土俵が女子禁制みたいな感じなんやろうか?
そして、アダムさんにとってどんなふうにみえたんでしょうね、もちなげ。。
2009-01-27 09:19 | rika
安岐理加さん こんにちわ。
そういえば、「棟上げの餅なげ」を、やっている女性の姿
って見たことがありません。
こわいけど、上から投げるのって、気持ちいいのよね。
あなたも、ブランデンブルグ門から、「お餅」投げて見たら?
じ・・・じ・・冗談ですよ。(笑)
アダムさんに、感想を、また聞いておきます。
2009-01-27 11:27 | ニコライ
餅投げの様子が載っているのを見つけうれしいです。
餅投げは今昔を通じて大イベント。
子供のころからワクワクしていました。
今の時代の子供たちもやっぱりうれしそうに参加しているのを見ると、時代を超えて、大事な文化は残していきたいものだなあと改めて痛感しました。
晴天に恵まれてよかったよかった!!
2009-02-01 10:45 | 福原トモモ
ほんと大切な文化のひとつだと思います。
神山に残る文化を閉ざすことなく残していくことが、いろんなまちの未来の子供たちへの贈り物だと思います。
2009-02-01 19:16 | 仁木島 昭
モチ投げが珍しくなったのは、昔ながらの日本建築の工法が姿を消しつつあるのが原因だよね。最近のプレハブだと、朝、材料を積んだ重量車に出合ったと思ったら、夕方には組みあがっている・・・。

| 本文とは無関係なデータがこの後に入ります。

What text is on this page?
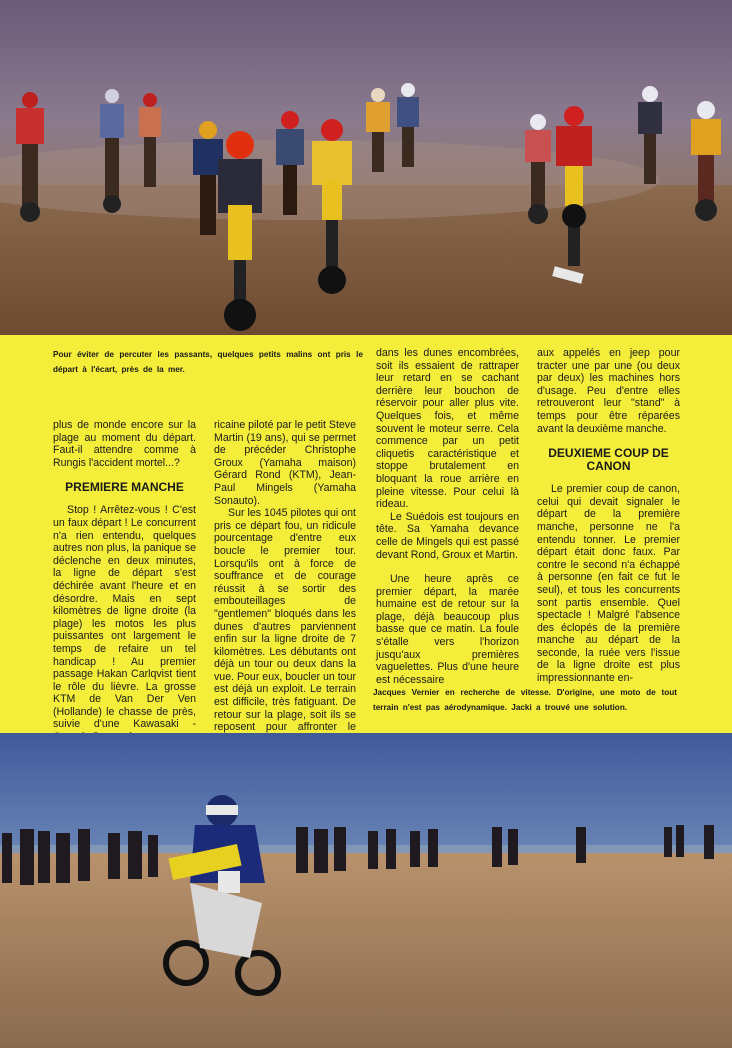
Pour éviter de percuter les passants, quelques petits malins ont pris le départ à l'écart, près de la mer.

plus de monde encore sur la plage au moment du départ. Faut-il attendre comme à Rungis l'accident mortel...?

PREMIERE MANCHE

Stop ! Arrêtez-vous ! C'est un faux départ ! Le concurrent n'a rien entendu, quelques autres non plus, la panique se déclenche en deux minutes, la ligne de départ s'est déchirée avant l'heure et en désordre. Mais en sept kilomètres de ligne droite (la plage) les motos les plus puissantes ont largement le temps de refaire un tel handicap ! Au premier passage Hakan Carlqvist tient le rôle du lièvre. La grosse KTM de Van Der Ven (Hollande) le chasse de près, suivie d'une Kawasaki -

ricaine piloté par le petit Steve Martin (19 ans), qui se permet de précéder Christophe Groux (Yamaha maison) Gérard Rond (KTM), Jean-Paul Mingels (Yamaha Sonauto).

Sur les 1045 pilotes qui ont pris ce départ fou, un ridicule pourcentage d'entre eux boucle le premier tour. Lorsqu'ils ont à force de souffrance et de courage réussit à se sortir des embouteillages de "gentlemen" bloqués dans les dunes d'autres parviennent enfin sur la ligne droite de 7 kilomètres. Les débutants ont déjà un tour ou deux dans la vue. Pour eux, boucler un tour est déjà un exploit. Le terrain est difficile, très fatiguant. De retour sur la plage, soit ils se reposent pour affronter le

dans les dunes encombrées, soit ils essaient de rattraper leur retard en se cachant derrière leur bouchon de réservoir pour aller plus vite. Quelques fois, et même souvent le moteur serre. Cela commence par un petit cliquetis caractéristique et stoppe brutalement en bloquant la roue arrière en pleine vitesse. Pour celui là rideau.

Le Suédois est toujours en tête. Sa Yamaha devance celle de Mingels qui est passé devant Rond, Groux et Martin.

Une heure après ce premier départ, la marée humaine est de retour sur la plage, déjà beaucoup plus basse que ce matin. La foule s'étalle vers l'horizon jusqu'aux premières vaguelettes. Plus d'une heure est nécessaire

aux appelés en jeep pour tracter une par une (ou deux par deux) les machines hors d'usage. Peu d'entre elles retrouveront leur "stand" à temps pour être réparées avant la deuxième manche.

DEUXIEME COUP DE CANON

Le premier coup de canon, celui qui devait signaler le départ de la première manche, personne ne l'a entendu tonner. Le premier départ était donc faux. Par contre le second n'a échappé à personne (en fait ce fut le seul), et tous les concurrents sont partis ensemble. Quel spectacle ! Malgré l'absence des éclopés de la première manche au départ de la seconde, la ruée vers l'issue de la ligne droite est plus impressionnante en-

Jacques Vernier en recherche de vitesse. D'origine, une moto de tout terrain n'est pas aérodynamique. Jacki a trouvé une solution.
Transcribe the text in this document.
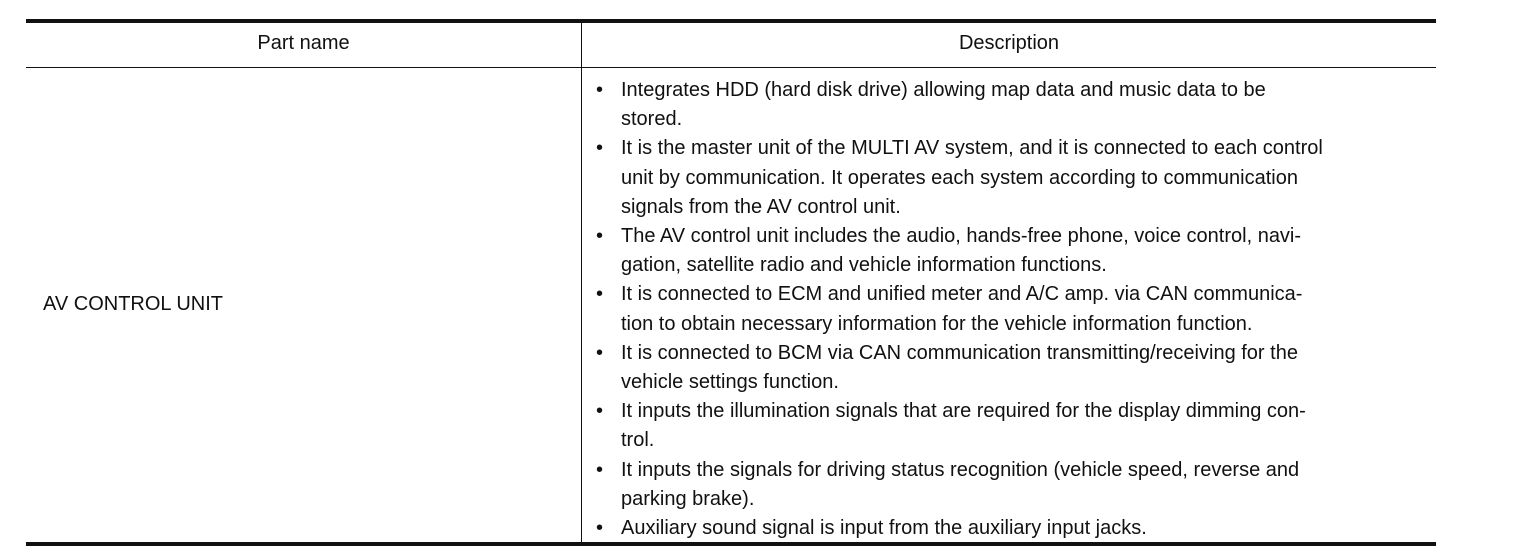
Part name	Description
AV CONTROL UNIT
• Integrates HDD (hard disk drive) allowing map data and music data to be
stored.
• It is the master unit of the MULTI AV system, and it is connected to each control
unit by communication. It operates each system according to communication
signals from the AV control unit.
• The AV control unit includes the audio, hands-free phone, voice control, navi-
gation, satellite radio and vehicle information functions.
• It is connected to ECM and unified meter and A/C amp. via CAN communica-
tion to obtain necessary information for the vehicle information function.
• It is connected to BCM via CAN communication transmitting/receiving for the
vehicle settings function.
• It inputs the illumination signals that are required for the display dimming con-
trol.
• It inputs the signals for driving status recognition (vehicle speed, reverse and
parking brake).
• Auxiliary sound signal is input from the auxiliary input jacks.
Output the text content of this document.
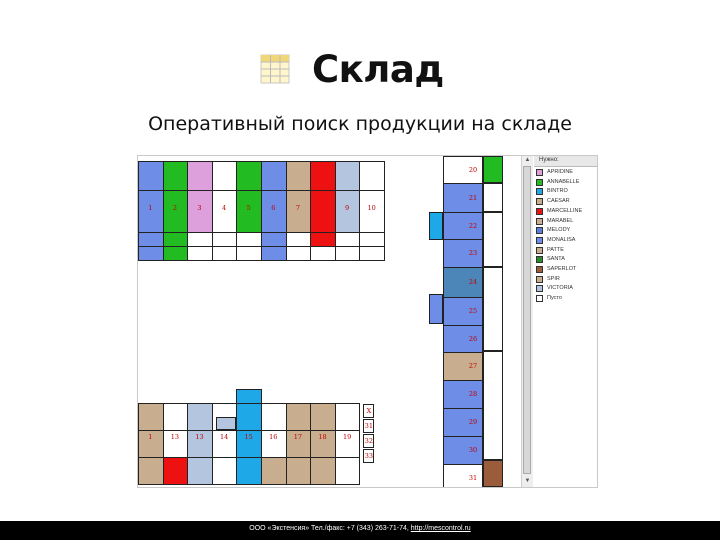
Склад
Оперативный поиск продукции на складе
1	2	3	4	5	6	7	9	10
1	13	13	14	15	16	17	18	19
X
31
32
33
20
21
22
23
24
25
26
27
28
29
30
31
▲
▼
Нужно:
APRIDINE
ANNABELLE
BINTRO
CAESAR
MARCELLINE
MARABEL
MELODY
MONALISA
PATTE
SANTA
SAPERLOT
SPIR
VICTORIA
Пусто
ООО «Экстенсия» Тел./факс: +7 (343) 263-71-74, http://mescontrol.ru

このままだと大工さんの技術の伝承さえ困難になるのでは・・・。現在ある古民家をできる限り保全して置かないとね。(後世の研究者が復元できるように・・・。寂しい話ですが。)
2009-02-01 22:01 | 大南 信也
ニコライさん
ふふふ、さすがにブランデンブルグ門は高すぎてちょっと登れないかな、凍ってて危険だし(笑)
棟上げの餅投げは、一つの家の始まりを地域に広めるという意味合いもあると思うのですが、その魅力は地域社会における老若男女、振る舞う側と振る舞われる側、それぞれの視点でエキサイトするハレの場所がその時だけ発生し、その場にいる人だけが共有できるということ…
別の記事にも繋がるのですが、麦踏みや森づくりも同じで
個人個人の興味の視点はおのおのありつつ、その人々が同じ時間と場所を共有すること、それは個人の日常生活と地域社会を結び付けるとても大切な時間ー空間の共有だと思うのです。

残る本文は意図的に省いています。